Mr Macharia, who is seen as the blue-eyed boy of the Uhuru administration, has been in-charge of the key Jubilee government legacy projects among them the Standard Gauge Railway, ports and superhighways.
Sh3.6 trillion budget
The development has seen National Treasury now overtake Defence, Health, Interior and Citizen services departments on the list of top spenders, after its budget grew by Sh49.6 billion to Sh167.8 billion for the new financial year starting July.
An analysis of the Sh3.6 trillion budget for the 2021/22 fiscal year shows that this is the single biggest budget increase, translating to a 42 per cent increase, up from the Sh118.1 billion in the current fiscal year.
The re-organisation started last year when President Uhuru Kenyatta formed the Kenya Transport and Logistics Network Framework, which was put under the Industrial and Commercial Development Corporation (ICDC) that reports to the National Treasury.
Mr Yatani says the re-organisation will help to establish a seamless and co-ordinated national transport and logistics network. Further, the new structure is expected to lead to the lowering of the cost of doing business in the country through the provision of port, rail and pipeline infrastructure in a cost-effective and efficient manner, and within acceptable shared benchmark standards.
“In addition, the network will allow for centralisation of operations and would not cause disruption to the legal structuring of the State entities. The three agencies have since been transferred to the National Treasury,” Treasury says.
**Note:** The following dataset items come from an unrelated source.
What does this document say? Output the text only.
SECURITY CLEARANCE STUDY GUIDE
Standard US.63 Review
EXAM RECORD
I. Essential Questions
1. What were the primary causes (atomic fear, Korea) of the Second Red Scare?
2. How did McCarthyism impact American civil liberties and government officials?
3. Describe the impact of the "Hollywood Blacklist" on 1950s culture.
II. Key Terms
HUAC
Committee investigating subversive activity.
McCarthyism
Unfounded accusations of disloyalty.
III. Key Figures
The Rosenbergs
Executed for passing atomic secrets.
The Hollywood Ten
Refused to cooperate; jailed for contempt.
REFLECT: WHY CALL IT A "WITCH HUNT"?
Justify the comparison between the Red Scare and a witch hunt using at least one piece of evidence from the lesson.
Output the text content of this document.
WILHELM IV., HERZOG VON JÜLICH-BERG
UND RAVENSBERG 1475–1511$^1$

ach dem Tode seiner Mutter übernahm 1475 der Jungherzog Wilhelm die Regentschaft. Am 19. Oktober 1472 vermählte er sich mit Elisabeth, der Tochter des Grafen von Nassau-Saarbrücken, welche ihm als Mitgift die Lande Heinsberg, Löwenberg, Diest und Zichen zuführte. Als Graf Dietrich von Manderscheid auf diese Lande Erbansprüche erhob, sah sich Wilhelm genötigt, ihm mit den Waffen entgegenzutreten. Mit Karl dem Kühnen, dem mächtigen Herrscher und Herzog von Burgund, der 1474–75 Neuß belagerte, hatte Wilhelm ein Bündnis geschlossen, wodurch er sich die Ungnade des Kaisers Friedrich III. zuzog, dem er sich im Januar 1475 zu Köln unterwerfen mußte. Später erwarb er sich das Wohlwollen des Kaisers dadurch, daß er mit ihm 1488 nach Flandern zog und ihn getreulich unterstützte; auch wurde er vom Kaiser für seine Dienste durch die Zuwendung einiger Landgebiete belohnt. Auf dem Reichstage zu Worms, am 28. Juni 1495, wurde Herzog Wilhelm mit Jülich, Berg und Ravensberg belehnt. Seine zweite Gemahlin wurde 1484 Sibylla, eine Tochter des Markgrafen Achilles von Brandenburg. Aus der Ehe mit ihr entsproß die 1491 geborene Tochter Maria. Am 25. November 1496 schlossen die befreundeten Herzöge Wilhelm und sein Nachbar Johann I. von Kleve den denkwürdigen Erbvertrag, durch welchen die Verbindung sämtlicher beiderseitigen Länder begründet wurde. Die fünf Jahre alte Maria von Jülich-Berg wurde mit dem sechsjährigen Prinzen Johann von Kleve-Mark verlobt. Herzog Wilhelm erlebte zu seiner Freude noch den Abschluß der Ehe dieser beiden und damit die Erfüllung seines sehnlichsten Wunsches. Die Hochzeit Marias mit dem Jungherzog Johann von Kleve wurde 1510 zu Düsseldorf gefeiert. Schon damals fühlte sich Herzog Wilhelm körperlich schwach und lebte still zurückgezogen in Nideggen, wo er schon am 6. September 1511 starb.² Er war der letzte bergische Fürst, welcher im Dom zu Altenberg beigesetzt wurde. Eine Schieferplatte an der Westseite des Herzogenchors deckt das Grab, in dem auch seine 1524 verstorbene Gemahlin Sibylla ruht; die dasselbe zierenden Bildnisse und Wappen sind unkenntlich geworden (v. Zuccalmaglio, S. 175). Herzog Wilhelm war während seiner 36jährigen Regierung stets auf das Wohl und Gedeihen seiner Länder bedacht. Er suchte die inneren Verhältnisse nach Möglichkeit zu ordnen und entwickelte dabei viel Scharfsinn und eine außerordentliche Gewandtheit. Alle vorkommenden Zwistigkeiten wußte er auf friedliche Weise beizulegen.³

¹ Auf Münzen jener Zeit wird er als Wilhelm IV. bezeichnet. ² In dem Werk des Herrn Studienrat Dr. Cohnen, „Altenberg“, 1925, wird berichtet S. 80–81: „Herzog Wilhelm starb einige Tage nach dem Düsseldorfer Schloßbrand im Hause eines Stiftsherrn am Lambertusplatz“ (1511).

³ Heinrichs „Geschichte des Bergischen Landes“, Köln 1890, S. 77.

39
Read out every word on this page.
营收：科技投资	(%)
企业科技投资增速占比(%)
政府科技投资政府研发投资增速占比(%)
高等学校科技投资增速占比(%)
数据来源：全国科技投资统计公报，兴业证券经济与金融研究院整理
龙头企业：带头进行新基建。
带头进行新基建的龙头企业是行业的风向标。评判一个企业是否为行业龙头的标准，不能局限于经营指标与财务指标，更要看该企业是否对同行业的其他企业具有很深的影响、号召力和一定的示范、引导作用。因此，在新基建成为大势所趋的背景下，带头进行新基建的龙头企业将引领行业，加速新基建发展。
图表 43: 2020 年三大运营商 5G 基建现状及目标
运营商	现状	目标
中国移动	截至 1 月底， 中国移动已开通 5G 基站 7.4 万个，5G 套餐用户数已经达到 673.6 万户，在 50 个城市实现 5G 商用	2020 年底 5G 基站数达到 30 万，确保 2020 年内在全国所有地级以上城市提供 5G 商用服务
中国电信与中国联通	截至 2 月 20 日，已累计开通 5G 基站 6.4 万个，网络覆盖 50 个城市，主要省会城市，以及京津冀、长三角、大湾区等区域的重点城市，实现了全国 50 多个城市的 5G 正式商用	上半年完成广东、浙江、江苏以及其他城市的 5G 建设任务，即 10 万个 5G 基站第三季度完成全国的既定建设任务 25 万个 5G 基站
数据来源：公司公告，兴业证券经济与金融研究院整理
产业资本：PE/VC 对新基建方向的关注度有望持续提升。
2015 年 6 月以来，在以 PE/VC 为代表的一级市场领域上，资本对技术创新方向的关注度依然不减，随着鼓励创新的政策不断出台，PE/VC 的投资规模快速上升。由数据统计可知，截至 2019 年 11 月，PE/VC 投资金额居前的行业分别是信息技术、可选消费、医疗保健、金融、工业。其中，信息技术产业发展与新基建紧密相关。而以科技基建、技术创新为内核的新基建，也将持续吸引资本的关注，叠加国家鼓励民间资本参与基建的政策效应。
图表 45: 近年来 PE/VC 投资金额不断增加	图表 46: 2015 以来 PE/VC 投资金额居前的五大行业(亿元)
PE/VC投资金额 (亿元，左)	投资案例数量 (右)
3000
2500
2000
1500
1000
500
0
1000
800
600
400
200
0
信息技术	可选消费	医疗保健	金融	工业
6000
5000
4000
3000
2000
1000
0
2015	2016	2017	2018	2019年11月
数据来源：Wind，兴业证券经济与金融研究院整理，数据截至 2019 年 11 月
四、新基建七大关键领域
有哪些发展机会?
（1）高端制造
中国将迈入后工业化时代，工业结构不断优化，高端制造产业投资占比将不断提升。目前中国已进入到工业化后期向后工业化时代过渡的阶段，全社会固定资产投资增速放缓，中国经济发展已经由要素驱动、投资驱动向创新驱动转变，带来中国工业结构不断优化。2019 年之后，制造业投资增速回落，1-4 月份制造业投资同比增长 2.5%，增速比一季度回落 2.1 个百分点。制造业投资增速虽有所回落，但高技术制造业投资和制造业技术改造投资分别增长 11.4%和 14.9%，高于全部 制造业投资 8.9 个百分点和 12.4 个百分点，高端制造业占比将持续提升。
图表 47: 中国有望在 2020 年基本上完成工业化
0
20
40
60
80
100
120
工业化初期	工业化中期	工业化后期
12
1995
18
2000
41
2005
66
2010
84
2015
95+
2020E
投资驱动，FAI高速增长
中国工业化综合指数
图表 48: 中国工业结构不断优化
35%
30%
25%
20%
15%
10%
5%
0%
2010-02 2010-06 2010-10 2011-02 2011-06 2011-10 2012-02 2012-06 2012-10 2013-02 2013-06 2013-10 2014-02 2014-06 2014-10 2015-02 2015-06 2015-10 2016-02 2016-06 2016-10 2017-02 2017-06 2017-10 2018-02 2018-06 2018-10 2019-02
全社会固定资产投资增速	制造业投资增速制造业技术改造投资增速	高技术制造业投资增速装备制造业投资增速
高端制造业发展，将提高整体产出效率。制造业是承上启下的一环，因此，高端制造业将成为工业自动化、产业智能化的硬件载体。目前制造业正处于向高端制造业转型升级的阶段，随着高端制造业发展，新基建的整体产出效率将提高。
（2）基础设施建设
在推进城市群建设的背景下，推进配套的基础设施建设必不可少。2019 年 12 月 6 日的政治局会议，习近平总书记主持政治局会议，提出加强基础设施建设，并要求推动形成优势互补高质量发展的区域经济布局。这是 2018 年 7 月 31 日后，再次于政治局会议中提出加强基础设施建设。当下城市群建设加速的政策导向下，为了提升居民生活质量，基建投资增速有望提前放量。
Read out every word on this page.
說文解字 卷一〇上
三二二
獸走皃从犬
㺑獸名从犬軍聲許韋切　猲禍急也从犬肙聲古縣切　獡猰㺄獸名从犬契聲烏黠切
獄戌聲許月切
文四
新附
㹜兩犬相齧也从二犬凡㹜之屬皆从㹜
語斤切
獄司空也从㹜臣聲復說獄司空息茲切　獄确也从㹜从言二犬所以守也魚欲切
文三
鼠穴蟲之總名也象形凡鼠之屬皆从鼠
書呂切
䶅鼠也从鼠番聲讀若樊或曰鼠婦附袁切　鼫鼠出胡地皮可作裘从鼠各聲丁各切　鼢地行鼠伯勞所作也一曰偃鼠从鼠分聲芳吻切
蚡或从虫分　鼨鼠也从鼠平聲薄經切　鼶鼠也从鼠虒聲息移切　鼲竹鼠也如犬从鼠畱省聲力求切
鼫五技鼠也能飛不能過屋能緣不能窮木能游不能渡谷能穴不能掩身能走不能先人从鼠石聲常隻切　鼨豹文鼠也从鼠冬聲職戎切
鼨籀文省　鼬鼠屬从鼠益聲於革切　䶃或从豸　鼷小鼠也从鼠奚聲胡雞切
“The National Treasury has been tasked to strengthen its internal capacity by securing the necessary technical skills and competencies needed to effectively oversee investment portfolio management, and the setting up, monitoring and reporting of the financial performance of commercial State corporations,” Treasury adds.
Due to the reforms, the proposed merger of the ICDC into the Kenya Development Bank has been postponed.
Kenya Railways and marine transport will now be directly under the National Treasury.
In the new financial year, Yatani will now expend Sh32.4 billion for rail transport and Sh20 billion for marine.
To hit the road running, Mr Yatani has already taken over the leadership of the key departments. The CS revealed last week that the government is now re-organising ports. Each port will have its own managing director since they all have specific features.
“We are at final stage and soon we shall announce how each ports will have independent management. The delay in naming the new KPA MD is as a result of the ongoing planned restructuring where we want Mombasa Port and this of Lamu will have independent management,” said the CS.